In Stewart Title Guaranty Company v. Sterling Savings Bank, No. 87087-0 (October 3, 2013), the Washington Supreme Court held than an insurer cannot maintain a malpractice action against the attorneys retained to defend its insured in a civil action because counsel for the insured does not owe a duty to the insurer.
Stewart Title Guaranty Company (“Stewart Title”), a title insurer, retained the law firm of Witherspoon, Kelley, Davenport & Toole PS (“Witherspoon”) to represent its insured, Sterling Savings Bank, in connection with a lien priority action. The lien priority action was decided against Sterling Savings Bank. Stewart Title then brought a malpractice action against Witherspoon, alleging Witherspoon was negligent for failing to raise the defense of equitable subrogation on behalf of Sterling Savings Bank.
Witherspoon filed a motion or summary judgment arguing Sterling Savings Bank – and not Stewart Title – was its client and, therefore, it owed no duty to Stewart Title. Witherspoon argued in the alternative that even if Stewart Title could bring such a claim, it did not commit malpractice because the equitable subrogation theory would have been unsuccessful as a matter of law. The trial court ruled Witherspoon did owe a duty to Stewart Title because Stewart Title was an intended beneficiary of Witherspoon’s services. The trial court, however, concluded Witherspoon was not negligent because the equitable subrogation defense would have failed as a matter of law.

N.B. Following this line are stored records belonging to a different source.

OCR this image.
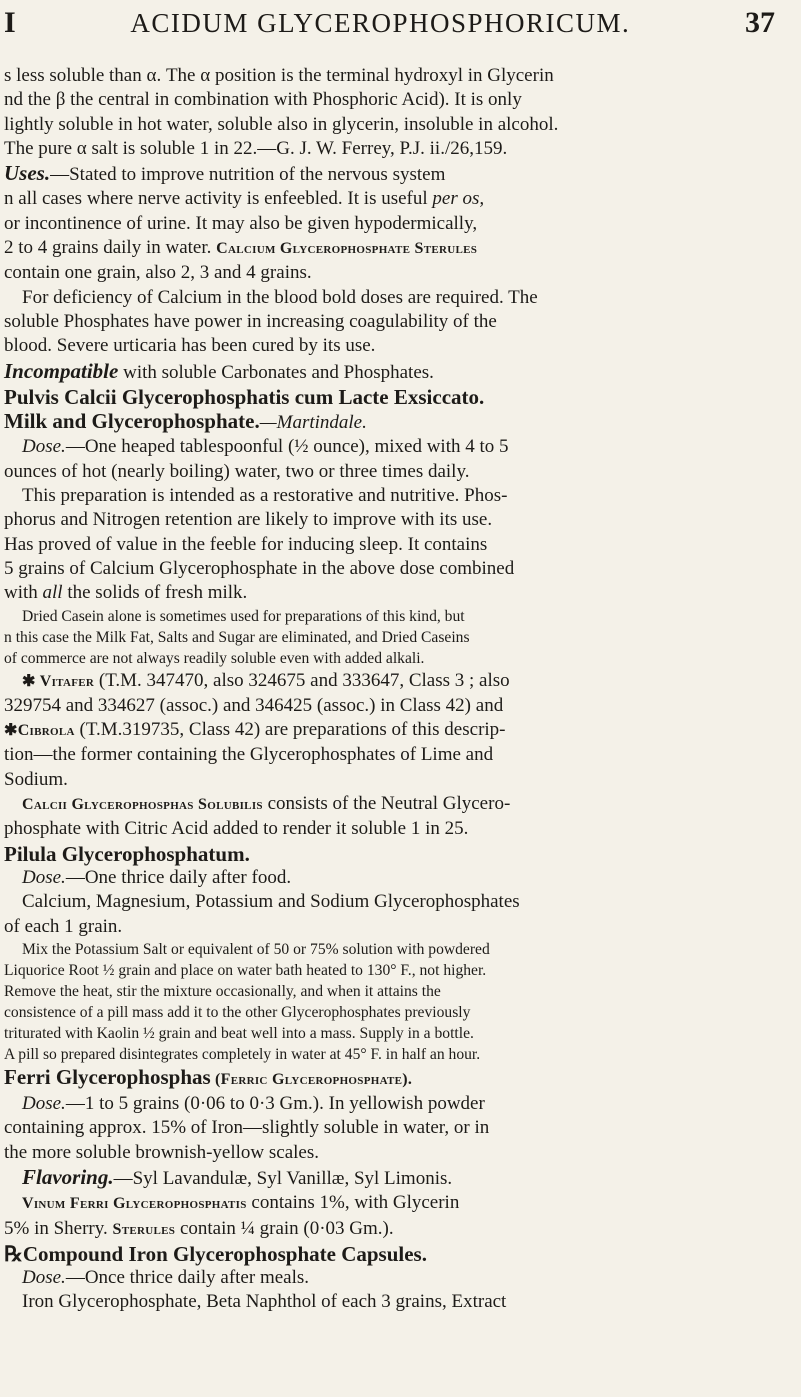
I	ACIDUM GLYCEROPHOSPHORICUM.	37

s less soluble than α. The α position is the terminal hydroxyl in Glycerin

nd the β the central in combination with Phosphoric Acid). It is only

lightly soluble in hot water, soluble also in glycerin, insoluble in alcohol.

The pure α salt is soluble 1 in 22.—G. J. W. Ferrey, P.J. ii./26,159.

Uses.—Stated to improve nutrition of the nervous system

n all cases where nerve activity is enfeebled. It is useful per os,

or incontinence of urine. It may also be given hypodermically,

2 to 4 grains daily in water. Calcium Glycerophosphate Sterules

contain one grain, also 2, 3 and 4 grains.

For deficiency of Calcium in the blood bold doses are required. The

soluble Phosphates have power in increasing coagulability of the

blood. Severe urticaria has been cured by its use.

Incompatible with soluble Carbonates and Phosphates.

Pulvis Calcii Glycerophosphatis cum Lacte Exsiccato.

Milk and Glycerophosphate.—Martindale.

Dose.—One heaped tablespoonful (½ ounce), mixed with 4 to 5

ounces of hot (nearly boiling) water, two or three times daily.

This preparation is intended as a restorative and nutritive. Phos-

phorus and Nitrogen retention are likely to improve with its use.

Has proved of value in the feeble for inducing sleep. It contains

5 grains of Calcium Glycerophosphate in the above dose combined

with all the solids of fresh milk.

Dried Casein alone is sometimes used for preparations of this kind, but

n this case the Milk Fat, Salts and Sugar are eliminated, and Dried Caseins

of commerce are not always readily soluble even with added alkali.

✱ Vitafer (T.M. 347470, also 324675 and 333647, Class 3 ; also

329754 and 334627 (assoc.) and 346425 (assoc.) in Class 42) and

✱Cibrola (T.M.319735, Class 42) are preparations of this descrip-

tion—the former containing the Glycerophosphates of Lime and

Sodium.

Calcii Glycerophosphas Solubilis consists of the Neutral Glycero-

phosphate with Citric Acid added to render it soluble 1 in 25.

Pilula Glycerophosphatum.

Dose.—One thrice daily after food.

Calcium, Magnesium, Potassium and Sodium Glycerophosphates

of each 1 grain.

Mix the Potassium Salt or equivalent of 50 or 75% solution with powdered

Liquorice Root ½ grain and place on water bath heated to 130° F., not higher.

Remove the heat, stir the mixture occasionally, and when it attains the

consistence of a pill mass add it to the other Glycerophosphates previously

triturated with Kaolin ½ grain and beat well into a mass. Supply in a bottle.

A pill so prepared disintegrates completely in water at 45° F. in half an hour.

Ferri Glycerophosphas (Ferric Glycerophosphate).

Dose.—1 to 5 grains (0·06 to 0·3 Gm.). In yellowish powder

containing approx. 15% of Iron—slightly soluble in water, or in

the more soluble brownish-yellow scales.

Flavoring.—Syl Lavandulæ, Syl Vanillæ, Syl Limonis.

Vinum Ferri Glycerophosphatis contains 1%, with Glycerin

5% in Sherry. Sterules contain ¼ grain (0·03 Gm.).

℞Compound Iron Glycerophosphate Capsules.

Dose.—Once thrice daily after meals.

Iron Glycerophosphate, Beta Naphthol of each 3 grains, Extract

On appeal, the Supreme Court of Washington affirmed the entry of summary judgment in Witherspoon’s favor, although on different grounds than the trial court. The Supreme Court rejected the trial court’s conclusion that Stewart Title was an intended beneficiary of Witherspoon’s services and, thus, held Witherspoon owed no professional duty to Stewart. The Supreme Court recognized that the interests of Stewart Title and its insured were aligned, but ruled “[t]he alignment of interests is insufficient to find a duty running from Witherspoon to Stewart Title for purposes of a malpractice claim.” The Supreme Court stated the fact an insurer’s interests may be aligned in some respects with its insured’s interests does not by itself show the attorney or client intended the insurer to benefit from the attorney’s representation of the insured.
The Supreme Court noted a contrary conclusion could make any third party payor an intended beneficiary of a legal services contract in violation of the Washington Rules of Professional Conduct, which state an attorney must not allow a third-party payor to direct or regulate the attorney’s professional judgment. The Supreme Court also rejected Stewart Title’s argument that Stewart Title was an intended beneficiary of Witherspoon’s services because Witherspoon had a duty to keep Stewart Title informed about the progress of the lien priority litigation. The limited duty to inform a non-client third-party payor does not give rise to a broad duty of care that would support a malpractice action.
Thus, while the court acknowledged that other jurisdictions, such as Arizona, California and Michigan, may permit insurers to bring malpractice claims against defense counsel, the Supreme Court of Washington concluded that such a claim is not cognizable under Washington law.